PESHAWAR: A suicide bomber killed at least five people and wounded 10 others after detonating explosives at a wedding ceremony in northwestern Pakistan on Friday, officials said, in an attack that underscored persistent militant violence in the country’s restive Khyber Pakhtunkhwa province.

The blast took place at the home of a local peace committee member in Dera Ismail Khan district, where guests had gathered for a wedding, police and emergency officials said.

Peace committees in the region are informal, community-based groups that work with security forces to report militant activity and maintain order, making their members frequent targets of attacks.

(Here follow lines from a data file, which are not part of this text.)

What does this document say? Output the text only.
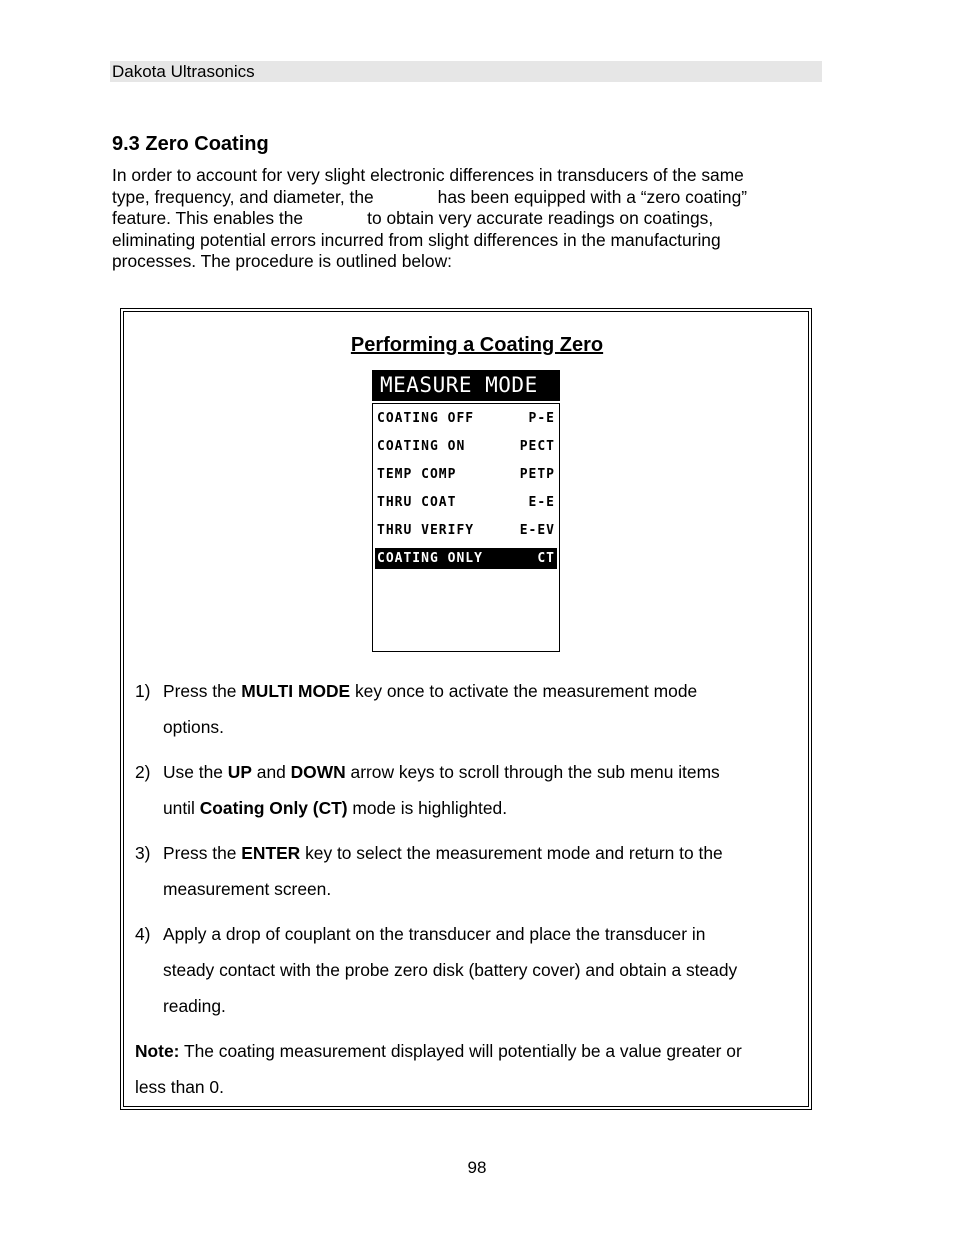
Dakota Ultrasonics
9.3 Zero Coating

In order to account for very slight electronic differences in transducers of the same

type, frequency, and diameter, the	has been equipped with a “zero coating”

feature. This enables the	to obtain very accurate readings on coatings,

eliminating potential errors incurred from slight differences in the manufacturing

processes. The procedure is outlined below:

Performing a Coating Zero
MEASURE MODE
COATING OFF	P-E
COATING ON	PECT
TEMP COMP	PETP
THRU COAT	E-E
THRU VERIFY	E-EV
COATING ONLY	CT
1) Press the MULTI MODE key once to activate the measurement mode
options.
2) Use the UP and DOWN arrow keys to scroll through the sub menu items
until Coating Only (CT) mode is highlighted.
3) Press the ENTER key to select the measurement mode and return to the
measurement screen.
4) Apply a drop of couplant on the transducer and place the transducer in
steady contact with the probe zero disk (battery cover) and obtain a steady
reading.
Note: The coating measurement displayed will potentially be a value greater or
less than 0.
98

“A blast occurred near Qureshi Moor in Dera Ismail Khan. Authorities have recovered five bodies and shifted 10 injured to hospital,” said Bilal Faizi, a spokesman for the provincial Rescue 1122 emergency service, adding that the rescue operation was ongoing.

Police said the attacker blew himself up inside the house during the ceremony and that the bomber’s head had been recovered, confirming it was a suicide attack.

Several members of the local peace committee were present at the time, raising fears the toll could rise.

District Police Officer Sajjad Ahmed Sahibzada said authorities had launched an investigation into the incident, while security forces sealed off the area.

Militant attacks have surged in parts of Khyber Pakhtunkhwa after the Taliban returned to power in neighboring

Afghanistan in 2021, with the administration in Islamabad blaming the Afghan government for “facilitating” cross-border attacks targeting Pakistani civilians and security forces. However, Kabul has repeatedly denied the allegation.

Khyber Pakhtunkhwa has also seen frequent intelligence-based operations by security forces targeting suspected militants.

No group has immediately claimed responsibility for Friday’s attack.